In particular, if a semiconductor IC is diverted or an unusual item is effectively used as in the inventions of claims 2 to 4, a polishing jig can be easily and inexpensively manufactured.

Further, if the same abrasive grain surface is formed at the tip of the lead of a normal semiconductor IC as in the invention of claim 5,
It is also possible to provide a semiconductor device with a polishing function for the contact pins of the socket.

[Brief description of the drawings]

FIG. 1 is a side view (a) showing a polishing jig according to Embodiment 1 of the present invention with a part cut away, and an enlarged view (A) of an A portion thereof.

FIG. 2 is a side view of a polishing jig according to a second embodiment of the present invention, which is partially cut away.

FIG. 3 is a flowchart showing a procedure for manufacturing a polishing jig according to the embodiment of the present invention.

FIG. 4 is an explanatory diagram of a method of forming an abrasive grain surface by a composite electroplating process in a manufacturing procedure of the polishing jig according to the embodiment of the present invention.

FIG. 5 is a cross-sectional view showing a state in which a contact pin of a socket used for a final test is in contact with a lower surface of a lead of a semiconductor IC.

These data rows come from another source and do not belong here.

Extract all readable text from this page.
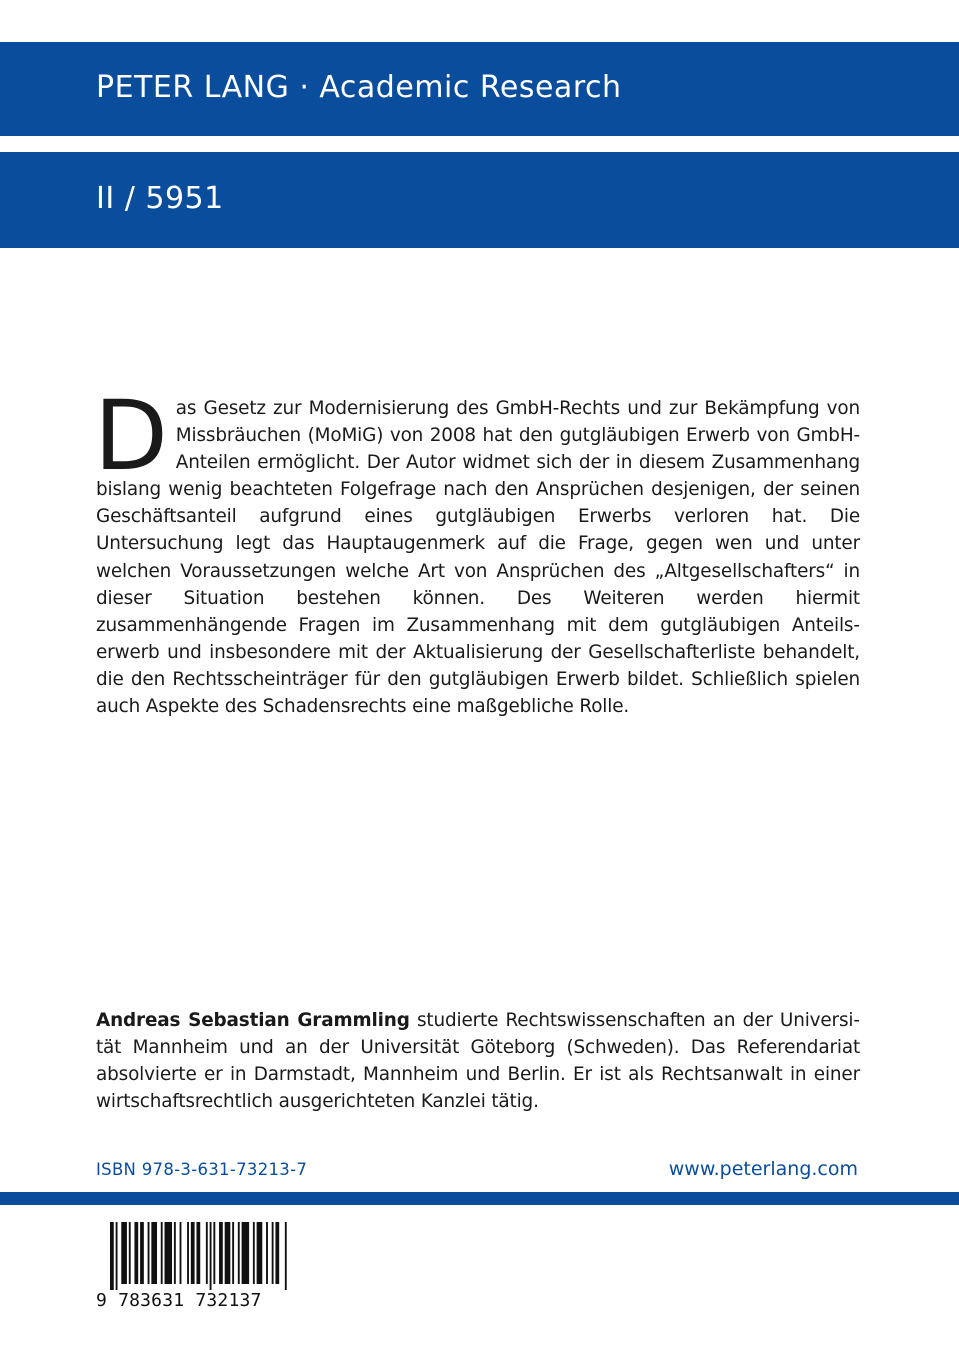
PETER LANG · Academic Research
II / 5951
Das Gesetz zur Modernisierung des GmbH-Rechts und zur Bekämpfung von Missbräuchen (MoMiG) von 2008 hat den gutgläubigen Erwerb von GmbH-Anteilen ermöglicht. Der Autor widmet sich der in diesem Zusammenhang bislang wenig beachteten Folgefrage nach den Ansprüchen desjenigen, der seinen Geschäftsanteil aufgrund eines gutgläubigen Erwerbs verloren hat. Die Untersuchung legt das Hauptaugenmerk auf die Frage, gegen wen und unter welchen Voraussetzungen welche Art von Ansprüchen des „Altgesellschafters“ in dieser Situation bestehen können. Des Weiteren werden hiermit zusammenhängende Fragen im Zusammenhang mit dem gutgläubigen Anteilserwerb und insbesondere mit der Aktualisierung der Gesellschafterliste behandelt, die den Rechtsscheinträger für den gutgläubigen Erwerb bildet. Schließlich spielen auch Aspekte des Schadensrechts eine maßgebliche Rolle.
Andreas Sebastian Grammling studierte Rechtswissenschaften an der Universität Mannheim und an der Universität Göteborg (Schweden). Das Referendariat absolvierte er in Darmstadt, Mannheim und Berlin. Er ist als Rechtsanwalt in einer wirtschaftsrechtlich ausgerichteten Kanzlei tätig.
ISBN 978-3-631-73213-7	www.peterlang.com
9 783631 732137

FIG. 6 is a cross-sectional view showing a state where a contact pin is in contact with an upper surface of a lead.

[Explanation of symbols]

1 socket, 2 contact pins, 3 semiconductor IC,
4 Lead, 10 polishing jig, 11 resin mold part, 1
2 terminal pin part, 13 abrasive grain surface, 14 super hard grain, 15
Plating layer.

Claims (5)

[Claims] 1. A jig for polishing a contact pin of a socket used when a final test of a semiconductor IC is performed, the jig having a terminal pin portion aligned with a lead of the semiconductor IC. A semiconductor portion, wherein an abrasive grain surface for polishing the surface of the contact pin is formed by fixing an ultra-hard grain such as diamond by electrodeposition on a portion of the portion contacting the contact pin. Polishing jig for contact pins of IC test socket. 2. The polishing of contact pins of a semiconductor IC test socket according to claim 1, wherein the leads of the semiconductor IC prepared by shorting all pins of each lead are used as the terminal pin portions. jig. 3. The semiconductor IC according to claim 1, wherein a semiconductor IC having a defective circuit is used, and all the pins of the lead of the semiconductor IC are short-circuited to form the terminal pin portion.
Polishing jig for contact pin of test socket. 4. The terminal according to claim 1, wherein the lead of the semiconductor IC formed by bending a lead from the dummy frame and shorting all pins via a package is used as the terminal pin portion. Polishing jig for contact pin of socket for semiconductor IC test. 5. An abrasive grain surface for polishing the surface of a contact pin of a semiconductor IC, which is in contact with a contact pin of a socket used for performing a final test of the semiconductor IC, is formed of diamond. A semiconductor device having a function of polishing contact pins of a socket for semiconductor IC test, wherein the semiconductor device is formed by fixing ultra-hard particles such as particles by electrodeposition.